Government Run Healthcare
One solution transfers power to Washington. President Obama chose this path when he signed the 2,700 page Patient Protection and Affordable Care Act (PPACA). The PPACA increases government control over healthcare through the creation of numerous new taxes, subsidies, regulations, mandates, and oversight boards.
For example, section 3403 created a new 15-member panel called the Independent Payment Advisory Board (IPAB). To explain the purpose of the IPAB, paragraph (b) of section 3403 states, “PURPOSE—It is the purpose of this section to, in accordance with the following provisions of this section, reduce the per capita rate of growth in Medicare spending.”*
The new healthcare law gives this unelected, unaccountable, 15-member board unprecedented authority. The recommendations of the IPAB become law unless Congress:
- Overturns the IPAB’s recommendations, and then
- Passes its own legislation cutting Medicare by an equal to or greater amount. Both of these provisions require a 60-vote majority in the Senate.
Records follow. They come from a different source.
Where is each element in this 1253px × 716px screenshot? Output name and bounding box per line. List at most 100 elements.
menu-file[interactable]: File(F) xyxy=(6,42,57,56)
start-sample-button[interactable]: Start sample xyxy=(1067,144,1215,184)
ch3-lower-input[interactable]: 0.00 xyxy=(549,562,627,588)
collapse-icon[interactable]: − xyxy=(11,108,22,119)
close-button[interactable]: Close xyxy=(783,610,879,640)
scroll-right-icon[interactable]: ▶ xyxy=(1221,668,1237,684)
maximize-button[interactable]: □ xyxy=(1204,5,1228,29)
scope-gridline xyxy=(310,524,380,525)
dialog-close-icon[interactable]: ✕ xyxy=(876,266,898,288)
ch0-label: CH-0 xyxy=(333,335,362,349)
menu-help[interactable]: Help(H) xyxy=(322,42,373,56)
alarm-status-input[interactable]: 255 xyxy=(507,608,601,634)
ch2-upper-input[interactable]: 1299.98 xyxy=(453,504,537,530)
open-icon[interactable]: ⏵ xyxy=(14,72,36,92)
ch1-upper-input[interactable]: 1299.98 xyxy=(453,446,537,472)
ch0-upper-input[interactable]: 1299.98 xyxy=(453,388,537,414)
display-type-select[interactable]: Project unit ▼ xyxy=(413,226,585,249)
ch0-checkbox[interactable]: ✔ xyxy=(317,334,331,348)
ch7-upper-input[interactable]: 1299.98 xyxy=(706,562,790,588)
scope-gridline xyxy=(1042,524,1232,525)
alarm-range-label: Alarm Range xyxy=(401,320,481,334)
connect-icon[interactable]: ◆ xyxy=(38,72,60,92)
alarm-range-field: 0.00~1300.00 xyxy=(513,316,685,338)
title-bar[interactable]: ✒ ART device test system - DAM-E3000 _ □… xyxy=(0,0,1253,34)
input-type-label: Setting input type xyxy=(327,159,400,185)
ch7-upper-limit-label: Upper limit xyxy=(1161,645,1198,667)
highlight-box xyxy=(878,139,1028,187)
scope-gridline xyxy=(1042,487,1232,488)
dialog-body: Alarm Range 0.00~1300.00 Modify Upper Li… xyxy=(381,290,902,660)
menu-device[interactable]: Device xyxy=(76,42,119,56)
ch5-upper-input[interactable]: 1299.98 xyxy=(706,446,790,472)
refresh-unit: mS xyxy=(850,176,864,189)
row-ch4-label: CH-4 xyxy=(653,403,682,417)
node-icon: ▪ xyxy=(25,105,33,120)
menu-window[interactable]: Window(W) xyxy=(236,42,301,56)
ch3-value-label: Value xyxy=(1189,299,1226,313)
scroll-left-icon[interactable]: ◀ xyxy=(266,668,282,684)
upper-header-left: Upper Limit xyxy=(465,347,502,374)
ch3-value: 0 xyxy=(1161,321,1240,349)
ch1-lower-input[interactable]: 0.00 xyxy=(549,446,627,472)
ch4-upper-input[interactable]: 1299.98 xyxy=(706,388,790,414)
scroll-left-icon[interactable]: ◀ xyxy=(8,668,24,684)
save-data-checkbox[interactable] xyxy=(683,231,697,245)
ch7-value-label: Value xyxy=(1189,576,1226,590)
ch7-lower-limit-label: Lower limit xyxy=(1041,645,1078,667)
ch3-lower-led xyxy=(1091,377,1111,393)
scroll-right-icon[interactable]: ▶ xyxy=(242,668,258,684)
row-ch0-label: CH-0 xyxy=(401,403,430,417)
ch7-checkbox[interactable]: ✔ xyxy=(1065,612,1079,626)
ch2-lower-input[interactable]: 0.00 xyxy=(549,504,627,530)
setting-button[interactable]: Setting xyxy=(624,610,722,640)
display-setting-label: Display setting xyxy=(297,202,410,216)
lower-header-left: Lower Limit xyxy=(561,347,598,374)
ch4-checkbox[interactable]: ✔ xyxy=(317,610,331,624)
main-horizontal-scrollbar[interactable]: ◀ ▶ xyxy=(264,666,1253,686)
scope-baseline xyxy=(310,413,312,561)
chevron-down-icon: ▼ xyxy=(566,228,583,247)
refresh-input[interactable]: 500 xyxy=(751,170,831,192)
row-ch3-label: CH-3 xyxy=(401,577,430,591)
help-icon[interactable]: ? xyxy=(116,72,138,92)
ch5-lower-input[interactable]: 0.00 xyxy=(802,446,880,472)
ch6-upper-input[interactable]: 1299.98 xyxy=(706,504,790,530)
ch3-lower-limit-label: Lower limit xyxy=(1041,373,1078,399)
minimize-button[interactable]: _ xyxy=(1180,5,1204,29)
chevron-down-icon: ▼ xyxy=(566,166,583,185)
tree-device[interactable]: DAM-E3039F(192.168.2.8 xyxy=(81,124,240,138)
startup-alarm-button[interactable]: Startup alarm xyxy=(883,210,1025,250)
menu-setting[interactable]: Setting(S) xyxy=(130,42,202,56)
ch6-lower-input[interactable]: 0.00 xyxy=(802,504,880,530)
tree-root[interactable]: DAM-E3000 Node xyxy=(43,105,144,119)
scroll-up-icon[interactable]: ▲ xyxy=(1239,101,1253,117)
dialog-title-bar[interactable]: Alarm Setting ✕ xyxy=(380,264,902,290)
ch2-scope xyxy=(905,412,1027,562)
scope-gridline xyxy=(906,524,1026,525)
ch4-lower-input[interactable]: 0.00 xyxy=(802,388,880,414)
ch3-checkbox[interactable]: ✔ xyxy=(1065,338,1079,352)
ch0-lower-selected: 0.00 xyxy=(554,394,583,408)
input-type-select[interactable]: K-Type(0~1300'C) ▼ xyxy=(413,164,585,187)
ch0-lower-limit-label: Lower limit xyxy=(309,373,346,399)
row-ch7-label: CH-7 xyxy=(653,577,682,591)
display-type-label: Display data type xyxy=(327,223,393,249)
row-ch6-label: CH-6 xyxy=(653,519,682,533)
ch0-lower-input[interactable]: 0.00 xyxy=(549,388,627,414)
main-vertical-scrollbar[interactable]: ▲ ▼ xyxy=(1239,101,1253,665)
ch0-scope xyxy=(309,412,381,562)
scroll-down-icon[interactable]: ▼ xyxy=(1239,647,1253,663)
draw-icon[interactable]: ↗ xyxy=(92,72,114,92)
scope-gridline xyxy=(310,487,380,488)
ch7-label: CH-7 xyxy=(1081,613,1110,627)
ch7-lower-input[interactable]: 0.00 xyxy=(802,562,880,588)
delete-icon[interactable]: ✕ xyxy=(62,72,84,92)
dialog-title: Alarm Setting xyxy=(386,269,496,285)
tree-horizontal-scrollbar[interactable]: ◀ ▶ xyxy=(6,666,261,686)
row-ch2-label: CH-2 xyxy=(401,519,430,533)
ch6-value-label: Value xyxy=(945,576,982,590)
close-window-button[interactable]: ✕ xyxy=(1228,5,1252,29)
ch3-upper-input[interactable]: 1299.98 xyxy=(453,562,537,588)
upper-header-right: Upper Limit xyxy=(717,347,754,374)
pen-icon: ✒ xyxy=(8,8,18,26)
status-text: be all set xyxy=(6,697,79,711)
- The “Patient Protection and Affordable Care Act” effectively transfers legislative power to fifteen unelected Washington bureaucrats—a gross violation of the governing principles laid out by our Founding Fathers. Rather than subordinating the board to Congress, the PPACA subordinates Congress to the board.
The profound significance of Section 3403 is often overlooked. Historically, any piece of legislation requires 60 votes to pass cloture in the Senate and move forward. Otherwise, the legislation dies. The PPACA requires a 60 vote Senate majority to stop the IPAB’s recommendations from becoming law.
Even more, the Senate must then find another 60 votes to pass alternative legislation with equal or deeper cuts to Medicare. Without this second 60-vote majority, the IPAB’s recommendations still become law, even if overturned on the first vote.
In other words, rather than requiring 60 votes in the Senate to become law, the IPAB’s recommendations require two 60-vote majorities to prevent them from becoming law. This stands the “tempering” affect of the Senate filibuster on its head.
Finding An Alternative
Driven by this and other provisions in the bill, polling data reveals between 53 percent and 58 percent of likely voters favor the repeal of the Patient Protection and Affordable Care Act.** Even more, it is becoming clear the Affordable Care Act will implode.
The question becomes "What happens next?" If Congress repeals Obamacare it must replace the legislation with alternative reforms that control the growth of healthcare spending while addressing the rising number of uninsured. This web site lays out such a plan.
*Patient Protection and Affordable Care Act, Section 3403 (b), Consolidated Print, page 387. April 23, 2010.
**RASMUSSEN REPORTS, “56 PERCENT FAVOR REPEAL OF HEALTH CARE LAW,” SEPTEMBER 19, 2011.